I don’t know if I’m a conservative progressive or a liberal conservative. I have opinions and thoughts on everything, but it seems to be my own brand of politics that is sometimes Democrat, while other times Republican.
Most Seattle voters pride themselves on being progressive–formerly known as liberal, left wing or socialist. Take a look at most of the council races and you get to choose between uber-progressive and really-uber-progressive. I’m waiting for the day that the city council changes all the streets to left-turns only.
I want to truly help homeless people and all those in need, but I don’t want to enable them. I don’t believe allowing camping on sidewalks and city parks, and dumbing-down heroin addiction to the point Seattle is trying to make it a lifestyle is demonstrating compassion. You’re addict? Here, let us set up a safe injection site. That way you’ll be healthy enough to hit those neighborhoods and steal more to fuel your habit. And now we feel better about ourselves and didn’t have to make any hard decisions.
Yeah, that’s helping.
So, the other day, I found myself at a place where you could pick up the copy of The Stranger, which I did. (after all, it’s free) I didn’t even realize at the time, in spite of the cover, that it was the Election Issue with their recommendations for our off-year election. Coincidentally, my ballot showed up in the mail around the same time. I had started to fill it out based on some of the main races, but then I hit a point where it was going to take some digging through the voter’s pamphlet to figure out the rest of the candidates.

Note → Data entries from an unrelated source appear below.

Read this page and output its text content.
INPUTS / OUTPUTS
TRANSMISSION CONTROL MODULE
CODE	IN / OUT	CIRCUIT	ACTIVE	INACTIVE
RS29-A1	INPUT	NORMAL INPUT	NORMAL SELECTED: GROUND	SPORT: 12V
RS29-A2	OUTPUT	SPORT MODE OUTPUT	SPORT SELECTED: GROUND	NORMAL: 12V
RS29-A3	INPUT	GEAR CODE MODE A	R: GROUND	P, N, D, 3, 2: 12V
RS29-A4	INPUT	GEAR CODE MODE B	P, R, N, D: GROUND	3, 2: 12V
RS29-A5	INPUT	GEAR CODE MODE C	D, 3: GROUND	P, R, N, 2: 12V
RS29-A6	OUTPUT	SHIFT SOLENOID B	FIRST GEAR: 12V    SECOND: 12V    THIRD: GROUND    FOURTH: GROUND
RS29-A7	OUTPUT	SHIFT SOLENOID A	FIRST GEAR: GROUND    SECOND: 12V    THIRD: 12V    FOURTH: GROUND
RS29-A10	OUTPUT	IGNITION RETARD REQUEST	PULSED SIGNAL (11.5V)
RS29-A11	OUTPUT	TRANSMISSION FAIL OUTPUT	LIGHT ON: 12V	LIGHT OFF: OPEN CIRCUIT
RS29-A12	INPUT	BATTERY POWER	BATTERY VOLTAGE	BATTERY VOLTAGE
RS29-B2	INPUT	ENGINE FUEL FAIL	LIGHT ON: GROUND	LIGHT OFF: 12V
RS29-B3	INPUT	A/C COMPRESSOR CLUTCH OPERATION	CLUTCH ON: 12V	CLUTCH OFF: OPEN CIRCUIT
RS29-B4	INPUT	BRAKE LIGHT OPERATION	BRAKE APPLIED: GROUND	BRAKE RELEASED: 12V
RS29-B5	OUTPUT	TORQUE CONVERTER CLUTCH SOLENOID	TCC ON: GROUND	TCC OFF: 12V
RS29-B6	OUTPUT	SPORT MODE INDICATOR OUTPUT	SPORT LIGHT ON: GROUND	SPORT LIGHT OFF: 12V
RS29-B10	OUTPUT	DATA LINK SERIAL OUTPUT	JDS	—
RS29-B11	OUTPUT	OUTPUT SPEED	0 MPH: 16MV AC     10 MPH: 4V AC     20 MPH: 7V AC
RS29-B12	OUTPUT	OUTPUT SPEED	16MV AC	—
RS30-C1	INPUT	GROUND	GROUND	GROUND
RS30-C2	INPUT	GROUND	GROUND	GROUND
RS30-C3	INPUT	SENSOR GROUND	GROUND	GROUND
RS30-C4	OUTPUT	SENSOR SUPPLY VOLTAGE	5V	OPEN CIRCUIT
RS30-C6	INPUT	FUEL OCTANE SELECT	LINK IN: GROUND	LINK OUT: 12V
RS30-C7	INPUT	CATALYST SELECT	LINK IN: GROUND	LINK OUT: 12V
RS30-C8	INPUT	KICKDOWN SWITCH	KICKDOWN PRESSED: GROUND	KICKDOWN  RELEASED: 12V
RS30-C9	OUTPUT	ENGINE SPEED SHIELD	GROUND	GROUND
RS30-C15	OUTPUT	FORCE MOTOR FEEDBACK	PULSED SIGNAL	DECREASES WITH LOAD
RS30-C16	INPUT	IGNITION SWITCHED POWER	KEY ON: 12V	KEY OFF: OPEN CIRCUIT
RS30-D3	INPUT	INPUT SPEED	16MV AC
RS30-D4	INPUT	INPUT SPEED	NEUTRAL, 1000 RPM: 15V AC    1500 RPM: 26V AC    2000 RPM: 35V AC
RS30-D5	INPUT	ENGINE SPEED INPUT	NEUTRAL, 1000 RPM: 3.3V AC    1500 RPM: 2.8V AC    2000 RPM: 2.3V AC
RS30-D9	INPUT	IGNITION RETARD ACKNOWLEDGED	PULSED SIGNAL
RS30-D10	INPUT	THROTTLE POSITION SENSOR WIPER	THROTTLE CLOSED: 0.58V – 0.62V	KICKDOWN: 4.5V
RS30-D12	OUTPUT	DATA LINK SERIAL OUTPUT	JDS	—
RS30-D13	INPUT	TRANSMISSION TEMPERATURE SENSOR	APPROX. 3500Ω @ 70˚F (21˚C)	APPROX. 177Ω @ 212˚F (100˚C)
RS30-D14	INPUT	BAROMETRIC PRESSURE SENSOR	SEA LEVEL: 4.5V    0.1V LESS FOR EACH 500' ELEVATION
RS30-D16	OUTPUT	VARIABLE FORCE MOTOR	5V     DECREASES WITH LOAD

As I skimmed through The Stranger and came across their endorsements, I realized that they were 6-for-6 in endorsing the opposite candidate I supported. That gave me an idea.
For the first time ever, I used The Stranger’s recommendations to choose who I was voting for. They recommended A, I voted for B. They said Yes, I said No. Since they pride themselves on extremism to the radical left, I figure the candidate they didn’t support might at least be a little towards the middle.
That was it. I finished the rest of my ballot in less than a minute, put on the stamp and ran it out to the mailbox.
And a new way to vote was born.
Election Day, as of this writing, is still two weeks ago. So lots of time left to get your copy of The Stranger.